VCSs and peer reviews aren’t well suited for compressed/minified output or binary files. If readability is already a lost cause, then the generated code should become output of a build step and handled like any other artifact. The challenge then is to provide a stable pipeline with a certain amount of guarantee for the artifacts integrity. That means:

  • a stable and versioned input schema
  • a secure and reliable method to gather input data
  • automated tests of generated output
  • a notification system to track the inputs lifecycle

I’d personally favor to keep things simple, decrease maintenance and increase hackability.

Conclusion

In this post we barely scratched the surface of metaprogramming and covered one of the many techniques to reach a higher level of abstraction.

Metaprogramming with source code generation lets you work closely with the basic building blocks of a programming language where source code is just nothing but data.
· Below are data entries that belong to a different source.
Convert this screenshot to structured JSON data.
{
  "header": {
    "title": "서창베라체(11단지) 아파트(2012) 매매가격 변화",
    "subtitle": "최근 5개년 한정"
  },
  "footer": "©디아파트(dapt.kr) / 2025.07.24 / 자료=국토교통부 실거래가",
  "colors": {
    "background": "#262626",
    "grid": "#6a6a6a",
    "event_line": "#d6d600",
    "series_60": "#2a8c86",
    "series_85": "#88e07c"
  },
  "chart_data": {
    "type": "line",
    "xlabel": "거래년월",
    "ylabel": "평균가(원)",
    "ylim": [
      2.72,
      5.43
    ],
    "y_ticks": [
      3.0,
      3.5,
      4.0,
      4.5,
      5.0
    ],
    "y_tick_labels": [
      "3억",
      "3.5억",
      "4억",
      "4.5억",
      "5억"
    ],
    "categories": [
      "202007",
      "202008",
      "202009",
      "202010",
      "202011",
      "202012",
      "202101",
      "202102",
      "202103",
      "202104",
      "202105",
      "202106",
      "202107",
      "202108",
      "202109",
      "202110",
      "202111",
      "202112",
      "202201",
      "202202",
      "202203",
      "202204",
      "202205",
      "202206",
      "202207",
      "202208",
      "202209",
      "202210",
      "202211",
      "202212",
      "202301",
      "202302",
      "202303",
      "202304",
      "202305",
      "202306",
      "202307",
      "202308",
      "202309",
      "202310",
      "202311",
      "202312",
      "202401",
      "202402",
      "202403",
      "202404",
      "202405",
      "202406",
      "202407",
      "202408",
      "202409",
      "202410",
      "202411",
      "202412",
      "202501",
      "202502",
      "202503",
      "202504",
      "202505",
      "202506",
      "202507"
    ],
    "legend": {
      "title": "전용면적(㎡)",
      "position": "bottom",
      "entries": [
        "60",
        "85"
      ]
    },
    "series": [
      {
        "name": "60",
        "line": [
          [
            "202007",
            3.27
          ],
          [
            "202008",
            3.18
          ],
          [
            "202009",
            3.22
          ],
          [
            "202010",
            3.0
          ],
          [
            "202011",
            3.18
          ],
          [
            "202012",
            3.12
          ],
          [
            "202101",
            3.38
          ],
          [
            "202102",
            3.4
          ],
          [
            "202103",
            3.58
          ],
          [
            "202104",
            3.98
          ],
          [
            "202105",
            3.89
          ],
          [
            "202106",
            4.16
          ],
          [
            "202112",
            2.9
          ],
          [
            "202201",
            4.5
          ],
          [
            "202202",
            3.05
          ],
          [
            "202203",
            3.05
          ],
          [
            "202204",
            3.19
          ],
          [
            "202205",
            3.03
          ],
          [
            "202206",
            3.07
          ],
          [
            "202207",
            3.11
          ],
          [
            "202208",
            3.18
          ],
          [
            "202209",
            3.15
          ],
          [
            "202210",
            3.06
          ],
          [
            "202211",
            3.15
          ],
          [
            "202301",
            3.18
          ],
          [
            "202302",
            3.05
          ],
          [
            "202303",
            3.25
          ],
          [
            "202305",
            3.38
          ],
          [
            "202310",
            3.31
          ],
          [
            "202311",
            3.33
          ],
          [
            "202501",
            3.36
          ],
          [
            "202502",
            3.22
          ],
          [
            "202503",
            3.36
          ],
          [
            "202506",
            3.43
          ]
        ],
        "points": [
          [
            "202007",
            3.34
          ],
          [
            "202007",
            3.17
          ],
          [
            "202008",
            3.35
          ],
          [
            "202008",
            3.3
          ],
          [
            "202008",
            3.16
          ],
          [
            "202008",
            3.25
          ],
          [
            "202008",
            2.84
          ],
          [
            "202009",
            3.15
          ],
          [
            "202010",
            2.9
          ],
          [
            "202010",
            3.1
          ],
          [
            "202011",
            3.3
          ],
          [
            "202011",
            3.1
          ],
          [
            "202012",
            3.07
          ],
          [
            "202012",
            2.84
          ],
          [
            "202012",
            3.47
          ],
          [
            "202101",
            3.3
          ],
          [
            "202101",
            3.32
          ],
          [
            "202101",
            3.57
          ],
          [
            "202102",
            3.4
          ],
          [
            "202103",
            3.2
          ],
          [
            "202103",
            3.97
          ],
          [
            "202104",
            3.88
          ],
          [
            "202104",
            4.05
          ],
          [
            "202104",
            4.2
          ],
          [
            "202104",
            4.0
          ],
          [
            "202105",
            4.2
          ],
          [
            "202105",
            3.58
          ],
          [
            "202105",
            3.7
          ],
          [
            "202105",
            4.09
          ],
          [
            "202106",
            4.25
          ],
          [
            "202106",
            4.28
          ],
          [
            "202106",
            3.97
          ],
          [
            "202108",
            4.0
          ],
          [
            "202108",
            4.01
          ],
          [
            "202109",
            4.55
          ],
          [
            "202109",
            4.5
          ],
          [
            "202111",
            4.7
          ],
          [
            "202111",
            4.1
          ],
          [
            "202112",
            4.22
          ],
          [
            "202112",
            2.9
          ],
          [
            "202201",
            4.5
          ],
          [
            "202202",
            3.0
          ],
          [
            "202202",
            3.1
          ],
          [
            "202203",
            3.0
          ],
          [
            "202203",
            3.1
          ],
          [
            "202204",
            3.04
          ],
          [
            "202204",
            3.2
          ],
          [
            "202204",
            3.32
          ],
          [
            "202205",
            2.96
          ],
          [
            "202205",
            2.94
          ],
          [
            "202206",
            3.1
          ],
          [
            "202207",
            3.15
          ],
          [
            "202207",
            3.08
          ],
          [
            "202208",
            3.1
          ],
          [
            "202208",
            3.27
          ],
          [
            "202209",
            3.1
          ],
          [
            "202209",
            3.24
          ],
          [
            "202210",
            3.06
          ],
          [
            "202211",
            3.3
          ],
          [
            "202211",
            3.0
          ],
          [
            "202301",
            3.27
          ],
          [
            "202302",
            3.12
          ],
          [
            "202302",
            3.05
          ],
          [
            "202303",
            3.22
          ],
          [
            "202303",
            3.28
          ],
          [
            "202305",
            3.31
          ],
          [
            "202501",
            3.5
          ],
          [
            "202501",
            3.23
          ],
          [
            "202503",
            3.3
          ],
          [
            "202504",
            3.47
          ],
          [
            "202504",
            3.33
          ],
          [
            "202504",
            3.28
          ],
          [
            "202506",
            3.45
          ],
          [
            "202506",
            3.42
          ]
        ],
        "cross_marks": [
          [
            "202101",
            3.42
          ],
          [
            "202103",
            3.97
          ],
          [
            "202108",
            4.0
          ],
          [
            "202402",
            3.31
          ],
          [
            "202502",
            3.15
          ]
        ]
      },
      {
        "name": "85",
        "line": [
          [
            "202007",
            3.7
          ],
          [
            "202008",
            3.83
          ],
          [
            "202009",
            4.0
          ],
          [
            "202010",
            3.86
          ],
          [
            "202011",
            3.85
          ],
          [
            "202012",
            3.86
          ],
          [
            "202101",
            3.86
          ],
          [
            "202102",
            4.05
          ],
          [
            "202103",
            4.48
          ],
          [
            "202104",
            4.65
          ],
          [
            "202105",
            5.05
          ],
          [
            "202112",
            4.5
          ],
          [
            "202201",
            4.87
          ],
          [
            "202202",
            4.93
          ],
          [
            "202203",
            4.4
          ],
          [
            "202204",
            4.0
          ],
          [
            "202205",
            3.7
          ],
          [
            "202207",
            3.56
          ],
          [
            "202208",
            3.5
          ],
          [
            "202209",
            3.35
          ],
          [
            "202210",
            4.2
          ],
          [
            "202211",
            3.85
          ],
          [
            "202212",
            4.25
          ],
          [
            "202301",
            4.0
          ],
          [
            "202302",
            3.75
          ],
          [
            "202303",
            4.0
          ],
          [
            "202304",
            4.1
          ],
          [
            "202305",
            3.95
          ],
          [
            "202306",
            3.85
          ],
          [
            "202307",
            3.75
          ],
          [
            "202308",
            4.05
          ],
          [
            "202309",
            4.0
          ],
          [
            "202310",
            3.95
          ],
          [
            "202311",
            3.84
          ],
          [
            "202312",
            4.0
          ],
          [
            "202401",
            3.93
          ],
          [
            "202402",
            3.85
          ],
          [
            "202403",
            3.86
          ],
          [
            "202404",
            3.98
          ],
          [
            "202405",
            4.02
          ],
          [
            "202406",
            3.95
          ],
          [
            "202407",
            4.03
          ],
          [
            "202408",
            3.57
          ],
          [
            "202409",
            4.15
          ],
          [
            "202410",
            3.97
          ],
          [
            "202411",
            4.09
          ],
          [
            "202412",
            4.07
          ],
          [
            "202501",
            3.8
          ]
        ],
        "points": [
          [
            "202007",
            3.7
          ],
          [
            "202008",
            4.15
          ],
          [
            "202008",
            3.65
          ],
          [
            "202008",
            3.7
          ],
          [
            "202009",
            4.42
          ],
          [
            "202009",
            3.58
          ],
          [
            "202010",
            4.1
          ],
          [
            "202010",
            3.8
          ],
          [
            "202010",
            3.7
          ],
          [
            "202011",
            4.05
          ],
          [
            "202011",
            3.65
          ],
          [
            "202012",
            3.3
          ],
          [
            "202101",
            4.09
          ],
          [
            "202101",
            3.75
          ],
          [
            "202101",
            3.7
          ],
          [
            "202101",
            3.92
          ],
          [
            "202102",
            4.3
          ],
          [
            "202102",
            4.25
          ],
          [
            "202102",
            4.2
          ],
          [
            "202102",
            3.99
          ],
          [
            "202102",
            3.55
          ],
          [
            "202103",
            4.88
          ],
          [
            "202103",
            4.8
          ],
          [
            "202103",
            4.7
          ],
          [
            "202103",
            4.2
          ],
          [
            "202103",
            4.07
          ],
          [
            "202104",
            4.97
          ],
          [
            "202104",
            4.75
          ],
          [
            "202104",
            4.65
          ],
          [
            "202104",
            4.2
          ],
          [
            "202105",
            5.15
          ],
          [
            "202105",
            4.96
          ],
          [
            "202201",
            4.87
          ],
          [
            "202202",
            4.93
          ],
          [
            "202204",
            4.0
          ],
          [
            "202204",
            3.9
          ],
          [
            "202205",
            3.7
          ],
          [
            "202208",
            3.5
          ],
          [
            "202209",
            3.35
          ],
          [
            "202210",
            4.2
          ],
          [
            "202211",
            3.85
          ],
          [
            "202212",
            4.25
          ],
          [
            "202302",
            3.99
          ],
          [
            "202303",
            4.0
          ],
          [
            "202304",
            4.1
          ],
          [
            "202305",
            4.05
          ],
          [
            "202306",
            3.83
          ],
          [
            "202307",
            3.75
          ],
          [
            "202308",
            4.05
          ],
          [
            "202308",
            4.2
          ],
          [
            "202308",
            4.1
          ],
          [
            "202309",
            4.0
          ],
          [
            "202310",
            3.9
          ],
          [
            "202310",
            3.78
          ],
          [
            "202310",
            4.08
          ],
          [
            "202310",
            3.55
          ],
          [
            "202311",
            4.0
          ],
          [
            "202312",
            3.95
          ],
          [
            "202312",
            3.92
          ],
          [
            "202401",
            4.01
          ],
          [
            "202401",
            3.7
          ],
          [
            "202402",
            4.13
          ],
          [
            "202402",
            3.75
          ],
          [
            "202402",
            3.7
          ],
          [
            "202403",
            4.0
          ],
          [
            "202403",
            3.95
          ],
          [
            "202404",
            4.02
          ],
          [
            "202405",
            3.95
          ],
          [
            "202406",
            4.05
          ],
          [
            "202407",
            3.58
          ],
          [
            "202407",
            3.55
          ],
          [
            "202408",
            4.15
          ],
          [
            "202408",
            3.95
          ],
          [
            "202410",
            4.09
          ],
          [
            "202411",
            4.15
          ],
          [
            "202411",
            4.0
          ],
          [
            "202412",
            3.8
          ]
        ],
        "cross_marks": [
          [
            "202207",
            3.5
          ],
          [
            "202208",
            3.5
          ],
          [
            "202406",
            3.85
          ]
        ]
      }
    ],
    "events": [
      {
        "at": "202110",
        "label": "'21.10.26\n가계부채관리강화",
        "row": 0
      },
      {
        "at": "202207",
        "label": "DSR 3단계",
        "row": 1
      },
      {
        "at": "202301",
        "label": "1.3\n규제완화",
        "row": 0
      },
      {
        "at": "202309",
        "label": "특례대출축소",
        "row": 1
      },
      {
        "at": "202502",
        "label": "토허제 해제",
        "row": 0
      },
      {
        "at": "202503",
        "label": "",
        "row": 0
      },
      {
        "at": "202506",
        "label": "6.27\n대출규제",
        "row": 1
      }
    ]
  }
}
If you never wrote a source code generator before, I would highly recommend you to do so. I consider it a great addition to your professional toolbox of programming techniques, as it can avoid stupid errors and safe you a bunch of time in the long run.

We covered code generation via template literals, a template engine, a writer library, and even the TypeScript compiler API. With all the hype around LLMs it might even be worthwhile to add a method of code generation via generative AI… but that’s something for later, maybe.

Thank you for having a look and stepping through it with me!

And thank you, Mihail Georgescu, for feedback and proof reading this blog post!